Quand j’étais gamin, je voyais toutes ces actualités. Au moment du scandale du non-lieu au procès Touvier, on m’a dit qu’il faudrait faire un film sur Vichy pour expliquer un peu ce que c’était. Moi, je me souvenais qu’il suffisait de montrer les actualités de Vichy et d’entendre ce qu’ils disaient pour prouver l’énormité du truc.
A l’époque, est-ce que vous vous rendiez compte des mensonges de la propagande vichyste ?
Oh oui, c’était trop gros. Surtout à partir de 1943 quand on était un peu plus mûr. Un jour, on nous a projeté « Le Juif Süss ». Les gens trouvaient cela pas mal, d’ailleurs : c’est un assez bon film sur le strict plan de l’efficacité dramatique. Mais ce qui est marrant, c’est que les propagandistes ont complètement raté leur coup : les gens trouvaient que Süss était un salaud parce qu’il était salaud, pas parce qu’il était Juif. Ils ne faisaient pas du tout la relation entre sa qualité de juif et sa qualité de salaud (rires)… En voulant matraquer Süss, les auteurs du film ont matraqué le personnage et toute leur démonstration. La propagande n’était pas du tout efficace-en Creuse tout au moins. Les gens se marraient pendant les actualités, à tel point qu’on les passait lumière allumée, pour repérer les perturbateurs. L’anecdote la plus drôle sur
Le Juif Süss s’est produite à la Libération. Le représentant du syndicat des comédiens, tendance plutôt communiste, s’appelait Jean Darcante ; à la Libération, il avait le glaive facile mais assez juste, puisqu’il pardonnait les camarades qui avaient travaillé avec les Allemands jusqu’en octobre 1942 ; en revanche, après cette date, c’était impardonnable. Ça pouvait sembler assez juste sauf que ça l’arrangeait bien aussi parce qu’en septembre 1942, c’est justement lui qui avait fait le doublage du Juif Süss…
L’œil de Vichy a suscité une petite polémique parce que votre film n’apportait aucun commentaire sur ces images d’archives.
Les gens à l’origine de cette affaire se demandaient « Est-ce que le public va bien comprendre ? ». Alors je répondais « Pourquoi ? Vous n’avez pas tous compris ? ». « Si, si ». « Ah bon, alors c’est votre voisin de palier qui n’a pas pigé ? » (rires)… C’est terrible, ce besoin de tout vouloir flécher. C’est toute la fabrication du politiquement correct. Ça va très loin, le correct.

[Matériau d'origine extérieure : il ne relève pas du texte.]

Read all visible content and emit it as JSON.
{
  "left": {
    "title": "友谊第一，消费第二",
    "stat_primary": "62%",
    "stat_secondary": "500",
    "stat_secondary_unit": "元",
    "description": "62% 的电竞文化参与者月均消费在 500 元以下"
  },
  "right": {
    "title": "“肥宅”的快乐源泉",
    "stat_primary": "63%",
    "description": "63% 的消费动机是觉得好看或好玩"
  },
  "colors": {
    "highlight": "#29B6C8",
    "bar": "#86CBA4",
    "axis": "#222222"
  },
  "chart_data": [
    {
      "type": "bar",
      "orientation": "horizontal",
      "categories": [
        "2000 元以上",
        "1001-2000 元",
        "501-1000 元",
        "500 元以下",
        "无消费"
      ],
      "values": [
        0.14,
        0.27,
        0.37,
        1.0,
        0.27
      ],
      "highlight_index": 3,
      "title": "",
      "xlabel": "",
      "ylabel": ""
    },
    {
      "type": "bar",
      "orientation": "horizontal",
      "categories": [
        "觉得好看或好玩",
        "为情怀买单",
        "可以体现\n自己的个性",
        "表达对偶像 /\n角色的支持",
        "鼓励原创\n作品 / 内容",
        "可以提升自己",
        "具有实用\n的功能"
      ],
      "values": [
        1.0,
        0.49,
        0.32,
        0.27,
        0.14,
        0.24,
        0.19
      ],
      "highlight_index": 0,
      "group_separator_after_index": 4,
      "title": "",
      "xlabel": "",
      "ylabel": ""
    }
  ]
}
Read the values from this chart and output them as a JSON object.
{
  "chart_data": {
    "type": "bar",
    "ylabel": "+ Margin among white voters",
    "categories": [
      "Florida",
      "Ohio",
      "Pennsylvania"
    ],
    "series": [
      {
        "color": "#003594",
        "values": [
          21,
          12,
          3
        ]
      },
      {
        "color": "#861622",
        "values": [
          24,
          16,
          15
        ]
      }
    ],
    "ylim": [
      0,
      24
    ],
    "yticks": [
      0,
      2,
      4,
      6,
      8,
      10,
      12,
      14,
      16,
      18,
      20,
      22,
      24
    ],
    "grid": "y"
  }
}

Comment avez-vous débarqué dans la bande des Cahiers ?
Je les connaissais depuis longtemps, on fréquentait les mêmes ciné-clubs. François (Truffaut), je l’avais rencontré très jeune, il portait des n’uds pap. En 1953, il s’est trouvé que j’étais à La Baule et que la MGM faisait des avant-premières en province. J’ai donc vu « Chantons sous la pluie » avant les Parisiens et le film m’a laissé sur le cul. Je l’ai tout de suite dit à mes amis des Cahiers, qui m’ont proposé d’en faire la critique. J’ai donc écrit mon papier, assez anodin, mais enthousiaste. C’est parti comme ça, puis j’ai continué sur ma lancée. Suivant ma tendance boulimique, pendant une année ou deux, j’étais même celui qui grattait le plus. J’écrivais dans tous les coins (rires)…
On a l’impression que vous étiez le déconneur de la bande, le moins cinéphilo-jésuite, le moins théoricien, le moins militant combatif.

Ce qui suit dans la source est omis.